The Bank Executives’ & Directors’ Seminar featured a regulatory panel with representatives from each of the prudential regulators and the CFPB:

  • Charles Cooper, Commissioner of the Texas Department of Banking
  • Serena Owens, Deputy Regional Director at the FDIC
  • Gil Barker, Deputy Comptroller at the OCC
  • Robert Triplett, Senior Vice President of the Federal Reserve Bank of Dallas
  • Jim Carley, Director of Regional Examining at the CFPB

The panel was moderated by Sam Golden, himself a former regulator with a wealth of knowledge and experience, now at Alvarez & Marsal.
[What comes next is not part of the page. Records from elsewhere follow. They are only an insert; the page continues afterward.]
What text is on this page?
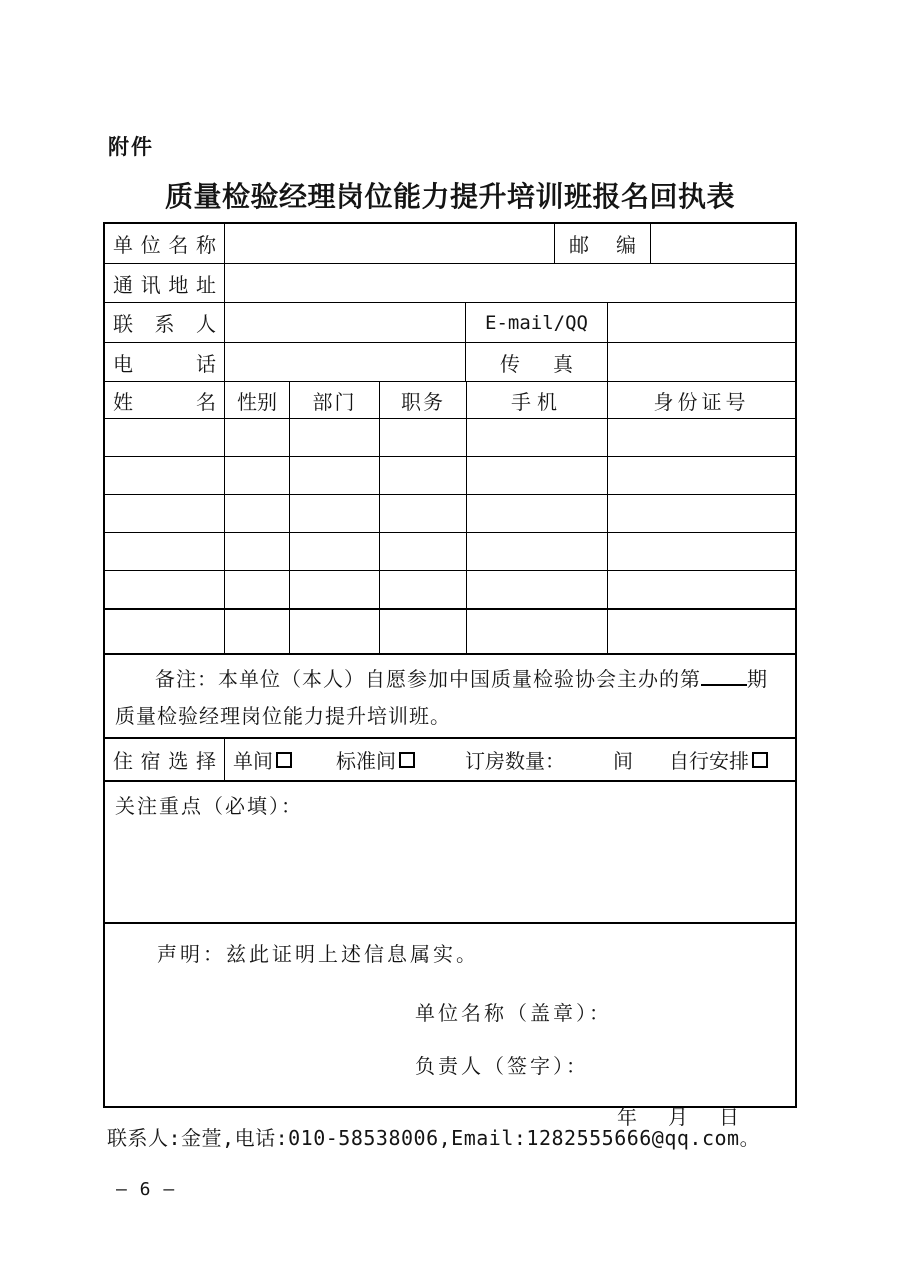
附件
质量检验经理岗位能力提升培训班报名回执表
单位名称	邮编
通讯地址
联系人	E-mail/QQ
电话	传真
姓名 性别 部门 职务	手机	身份证号
备注：本单位（本人）自愿参加中国质量检验协会主办的第 期
质量检验经理岗位能力提升培训班。
住宿选择 单间	标准间	订房数量： 间 自行安排
关注重点（必填）：
声明：兹此证明上述信息属实。
单位名称（盖章）：
负责人（签字）：
年     月     日
联系人:金萱,电话:010-58538006,Email:1282555666@qq.com。
— 6 —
The regulators each identified some of the hot issues they are seeing and then took questions from the audience of community bankers. The questions were aimed disproportionately at the CFPB representative, which is not surprising given the angst and uncertainty surrounding Dodd-Frank and the CFPB. The following are some of the interesting takeaways:

  • Commissioner Cooper of the Texas Department of Banking noted the impact of oil and gas prices on the financial stability of the Texas banking industry, which most of the prudential regulators echoed. Although the falling prices have certainly had an impact, most of the regulators noted that banks in Texas are generally still healthy and weathering the storm well. However, as Sam Golden cautioned, banks need to remain vigilant even when they are financially stable and healthy. On this point, Mr. Golden noted that communication with the regulators is key.
  • Serena Owens from the FDIC pointed out the importance of cybersecurity protections and urged all banks to take advantage of the FFIEC Cybersecurity Assessment Tool (or some other tool) to assess their cybersecurity risk. Jim Carley from the CFPB also mentioned cybersecurity risk and emphasized the importance of closely monitoring third party vendors’ access to customer information. (See my post last month for a list of tips for managing vendor data security risks).
  • Mr. Carley sought to ease the audience’s concerns about the breadth of the CFPB’s power. He first pointed out that only 17% of the CFPB’s enforcement actions have been brought under the far-reaching unfair, deceptive, or abusive acts or practices (UDAAP) provision of Dodd-Frank. He also explained that the CFPB very rarely examines or takes action against community banks.
  • In response to a question about the CFPB’s recent statement identifying small business lending as one of its priorities, Mr. Carley stated that this was aimed primarily at ECOA and fair lending enforcement.
  • With respect to mortgage lending, Mr. Carley noted that the emphasis for community banks should be on writing good loans that are well-underwritten and less on technical QM compliance. He noted that the intent of the QM rules was not to require technical compliance or discourage lending but to provide a baseline. As one banker sitting at my table noted, however, the practical effect of the QM rules has been to discourage mortgage lending that is not technically compliant.
  • Mr. Carley explained that the CFPB is less concerned with minor regulatory violations than it is with the compliance management process and what a bank is doing to address violations that arise and prevent violations in the future.
  • There was significant debate among the panel and members of the audience about the cost of compliance under Dodd-Frank. Dr. Bexley (Chair of the banking program at Sam Houston State) stated that his own study found a 43% increase in the soft costs of compliance since Dodd-Frank was implemented. Mr. Carley downplayed the costs of Dodd-Frank compliance, but the prudential regulators seemed to agree more with Dr. Bexley. Ms. Williams explained that the FDIC is monitoring compliance costs closely, while Gil Barker of the OCC stated his personal belief that compliance costs are killing small banks.

This seminar offered excellent insight into current regulatory trends and priorities. It also featured panels on other topics of interest to community bankers, including insurance, accounting, and marketing. I highly recommend next year’s program to all Texas bankers, and I thank those who put the program on and those who participated on the panel.